Quand la mort prend du bon temps

José Saramago use de tout son talent pour nous faire partager les péripéties de ce pays où la mort ne rend plus son office. Un lieu où les mourants finissent par s'amonceler, où les pensions resteront bientôt impayées, où les pompes funèbres sont contraintes d'enterrer les chiens et les canaris et où une organisation criminelle fait passer de vie à trépas les malheureux gisants en leur faisant simplement franchir la frontière.
Mais alors que tout semble sombrer dans le chaos, le directeur d'une chaîne télévisée reçoit une étrange missive. Une enveloppe violette qu'il ouvre sans en connaître le destinataire mais qui fera grand bruit dans les hautes sphères nationales. La mort (et non la Mort car celle-là nul ne peut la connaître) reprendra ses activités le jour même à minuit.
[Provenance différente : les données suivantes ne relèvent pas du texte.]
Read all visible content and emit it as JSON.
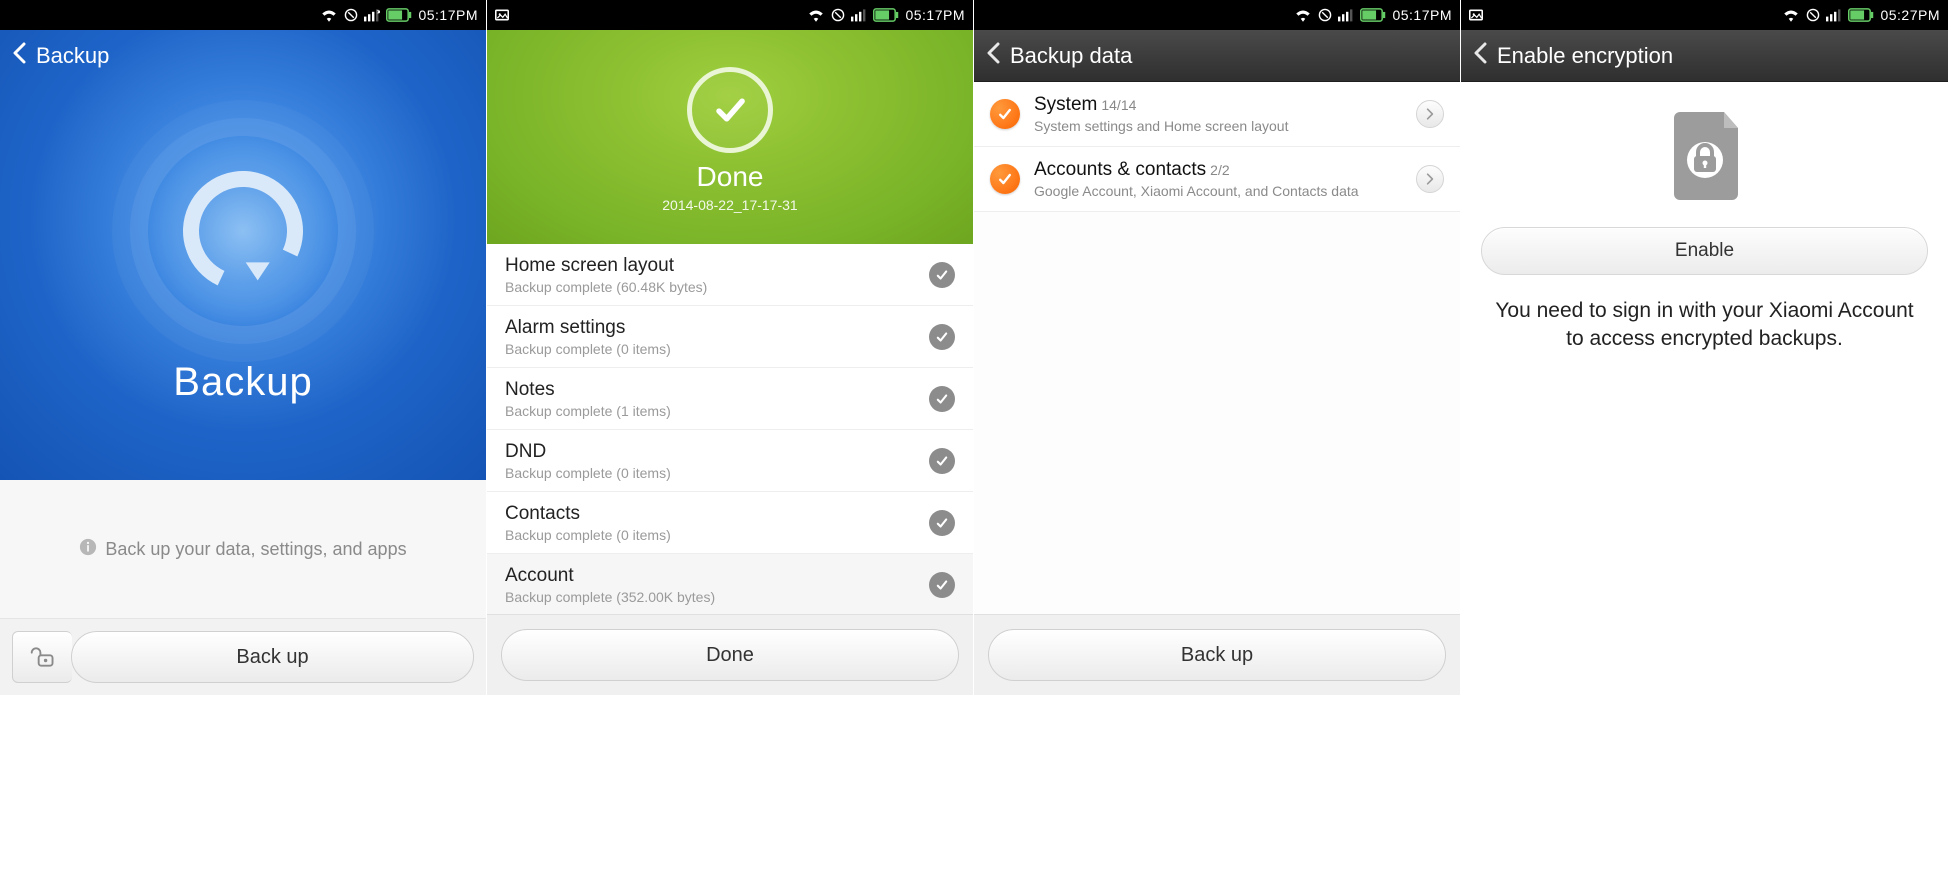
{
  "status_bar": {
    "time_a": "05:17PM",
    "time_b": "05:27PM"
  },
  "screen1": {
    "header_title": "Backup",
    "hero_label": "Backup",
    "hint_text": "Back up your data, settings, and apps",
    "button_label": "Back up"
  },
  "screen2": {
    "done_label": "Done",
    "done_timestamp": "2014-08-22_17-17-31",
    "items": [
      {
        "title": "Home screen layout",
        "subtitle": "Backup complete (60.48K  bytes)"
      },
      {
        "title": "Alarm settings",
        "subtitle": "Backup complete (0  items)"
      },
      {
        "title": "Notes",
        "subtitle": "Backup complete (1  items)"
      },
      {
        "title": "DND",
        "subtitle": "Backup complete (0  items)"
      },
      {
        "title": "Contacts",
        "subtitle": "Backup complete (0  items)"
      },
      {
        "title": "Account",
        "subtitle": "Backup complete (352.00K  bytes)"
      }
    ],
    "button_label": "Done"
  },
  "screen3": {
    "header_title": "Backup data",
    "items": [
      {
        "title": "System",
        "count": "14/14",
        "subtitle": "System settings and Home screen layout"
      },
      {
        "title": "Accounts & contacts",
        "count": "2/2",
        "subtitle": "Google Account, Xiaomi Account, and Contacts data"
      }
    ],
    "button_label": "Back up"
  },
  "screen4": {
    "header_title": "Enable encryption",
    "enable_label": "Enable",
    "message": "You need to sign in with your Xiaomi Account to access encrypted backups."
  }
}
Ainsi en une seconde la nation pleurera d'une traite 60 000 défunts.
Les choses vont pouvoir reprendre leur cours... Hormis que la mort a quelque peu changé les règles.
Un livre succulent où toutes les figures de style servent au mieux le déroulement de la narration.
Traité sur un mode subjectif un peu particulier puisque l'auteur emploie la première personne du pluriel ou l'impersonnel, le narrateur est tout à la fois l'auteur, le lecteur ou même un narrateur lambda. Un usage qui rend le récit vivant, riche et très immersif.
Les phrases sont longues mais en aucun cas tirées en longueur. Chaque terme y est soupesé avec précision et s'avère indispensable à la compréhension de l'ensemble ainsi qu'à son équilibre. Les images se construisent sur base sémantique ou sonore, l'auteur jouant invariablement sur l'un ou l'autre : les litotes, les allitérations, les assonances, les champs lexicaux tortueux donnent un goût incomparable aux mots.
Il y a une particularité à noter : le discours n'est pas construit en dehors de la phrase. Chaque prise de parole est précédée d'une virgule et débute par une majuscule. Cette technique donne une étonnante sensation de continuité au texte et semble appuyer cette vie qui n'a de cesse de se poursuivre.
Les personnages sont de toute beauté : profonds sans être trop familiers, variés mais en même temps ordinaires. Tout concourt à donner l'impression d'un document ou d'un compte rendu. L'auteur accentue l'effet en insistant, expliquant, mettant en relief tout ce qui lui semble essentiel et conduit le lecteur à l'endroit où il l'a décidé.
Aucune lassitude, aucun ennui ou même bâillement durant la lecture n'est venu troubler mon plaisir jusqu'à la fin extatique, scandaleusement surprenante, presque mystique. Une fin qui amène chez le lecteur un picotement à la base de la nuque tant intellectuellement elle est jouissive.
Ne pas lire Les intermittences de la mort serait à mes yeux un grave péché, une lourde responsabilité à porter pour tout amant et toute maîtresse de l'art de l'écriture. Et pour ceux qui ne seraient pas croyants, il existe bien d'autres turpitudes que de vivre sans vieillir en Enfer... Pensez à ce que ferait un enfermement éternel dans un livre de Bernard-Henri Lévy.
Ah oui, José Saramago a été sacré prix Nobel de Littérature. Pour la seconde fois, je suis d'accord avec ce choix (en comptant Elfriede Jelinek pour la première fois). Ne me faites pas remarquer ma modestie, je suis déjà au courant...
A bon entendeur...
José SARAMAGO, Les intermittences de la mort, 2008.